Sunday, March 18, 2012

Thoughts and Feelings

Sometimes i think i know too much for my own good.... it hurts me more if i know more......

I can predict a few things but none are making me happy, they are only making me more sad.

Maybe as Ms J said, i think too much.

I think u are right J, it's not my business anymore. I know u have no right tell me what to do. But thanks gal, u did something that few could do to heal my shattered heart.

I did cry a few days back but it wasnt so bad anymore, tears would be the correct word.

I still think of her often but hey 6 yrs of relationship is not easy to let go, i'm not her.

I behave very very differently from people i know regarding letting go. I cant do that in a few days or weeks.

I state i am not posting my injuries to get her pity or for her to come back.

I am the type of guy who dares to admit their mistakes and am not worried abt the world laughing at me or scolding me. That is me, to be exact the stubborn me.

Ms E u have my support in the decision u made. It's painful and hurting but it is better to endure that than to go through what i have gone through. Remember what u promised me k. It is more difficult to go through it alone. U have me and ur friends and family behind u, and that is a lot of support.

I dont dare to change back to who i was before. I'm afraid of myself from back than. I am finding a way to save myself yet protect myself from harm. I dont want to become like u Ms J. It is painful to see u suffering like that, i wished i could help open ur heart and see the smile on ur face from our poly yrs.

Ms E i dont wish u go through what i did as it is terrible. U have heard ur future but are u willing to risk ur future happiness on it. I can tell you this today, yes i will still do it. But as time flows i dont know what my answer will be. The hurt and pain and fear will be there to haunt me as long as i live. U asked me why we have to suffer this way and this is my answer to u gal

Maybe someone up there thinks that we deserved someone better but why are we settling for someone beneath us.

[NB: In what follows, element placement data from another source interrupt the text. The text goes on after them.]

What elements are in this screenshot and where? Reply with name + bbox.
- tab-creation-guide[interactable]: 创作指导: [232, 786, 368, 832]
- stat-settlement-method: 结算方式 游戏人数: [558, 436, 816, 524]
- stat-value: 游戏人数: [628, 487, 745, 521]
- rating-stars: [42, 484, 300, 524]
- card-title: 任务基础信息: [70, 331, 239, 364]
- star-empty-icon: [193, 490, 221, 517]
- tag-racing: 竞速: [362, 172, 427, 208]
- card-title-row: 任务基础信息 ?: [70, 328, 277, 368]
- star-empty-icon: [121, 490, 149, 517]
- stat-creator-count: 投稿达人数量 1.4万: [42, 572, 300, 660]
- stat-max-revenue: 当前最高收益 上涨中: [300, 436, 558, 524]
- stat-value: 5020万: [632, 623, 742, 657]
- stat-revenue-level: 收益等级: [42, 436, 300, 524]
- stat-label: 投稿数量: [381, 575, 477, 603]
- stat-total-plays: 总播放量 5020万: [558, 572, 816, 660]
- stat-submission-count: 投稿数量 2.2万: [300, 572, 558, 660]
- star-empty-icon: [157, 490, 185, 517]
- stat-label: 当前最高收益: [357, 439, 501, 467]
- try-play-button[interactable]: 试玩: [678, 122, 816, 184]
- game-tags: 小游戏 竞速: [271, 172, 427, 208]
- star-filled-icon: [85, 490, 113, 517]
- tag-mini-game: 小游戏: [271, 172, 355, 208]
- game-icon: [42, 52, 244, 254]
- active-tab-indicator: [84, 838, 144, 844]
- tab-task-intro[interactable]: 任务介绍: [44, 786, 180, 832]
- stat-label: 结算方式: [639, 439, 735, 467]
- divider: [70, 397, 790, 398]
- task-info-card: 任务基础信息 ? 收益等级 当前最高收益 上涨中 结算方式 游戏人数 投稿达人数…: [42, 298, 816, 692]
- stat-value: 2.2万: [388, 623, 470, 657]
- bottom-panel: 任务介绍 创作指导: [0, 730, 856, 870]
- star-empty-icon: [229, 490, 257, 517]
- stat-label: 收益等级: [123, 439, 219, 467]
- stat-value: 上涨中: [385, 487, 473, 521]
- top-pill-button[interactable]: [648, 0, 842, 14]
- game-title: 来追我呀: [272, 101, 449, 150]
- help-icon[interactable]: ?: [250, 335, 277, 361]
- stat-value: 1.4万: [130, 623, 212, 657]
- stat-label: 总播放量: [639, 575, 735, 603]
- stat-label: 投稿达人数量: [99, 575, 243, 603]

Remember gal find someone who loves u more than u love him..... to be love is bless, to love is suffering.

Years down the road i dont know where i will be or what i will be doing but i know i will be better than now. I have gone through what no guy can go through before, getting hurt like no one has gone through before.......... I have hit rock bottom so there is only 1 way to go and that is to go up.

I dont know what life has install for me in the future i only know i have followed her way for too long and now it is time to find my own way of life.

I left eric and have always regreted it but u want me to do it. This time i will follow my heart and do what i want. This is the path i have chosen, at least i can live with a clear conscience and tell god that i do not regret it.

I will always regret certain things in life. Those are decisions i made and i will have to deal with it for the rest of my life.

I do feel dirty and degraded and demoralised and u are the cause that is the fact.
I wont tell u i hope u are happy etc etc cause i know u well enough to know the ending......
There are times i pity u and there are times i am disappointed with u but that is not ur problem anymore, we are only strangers now.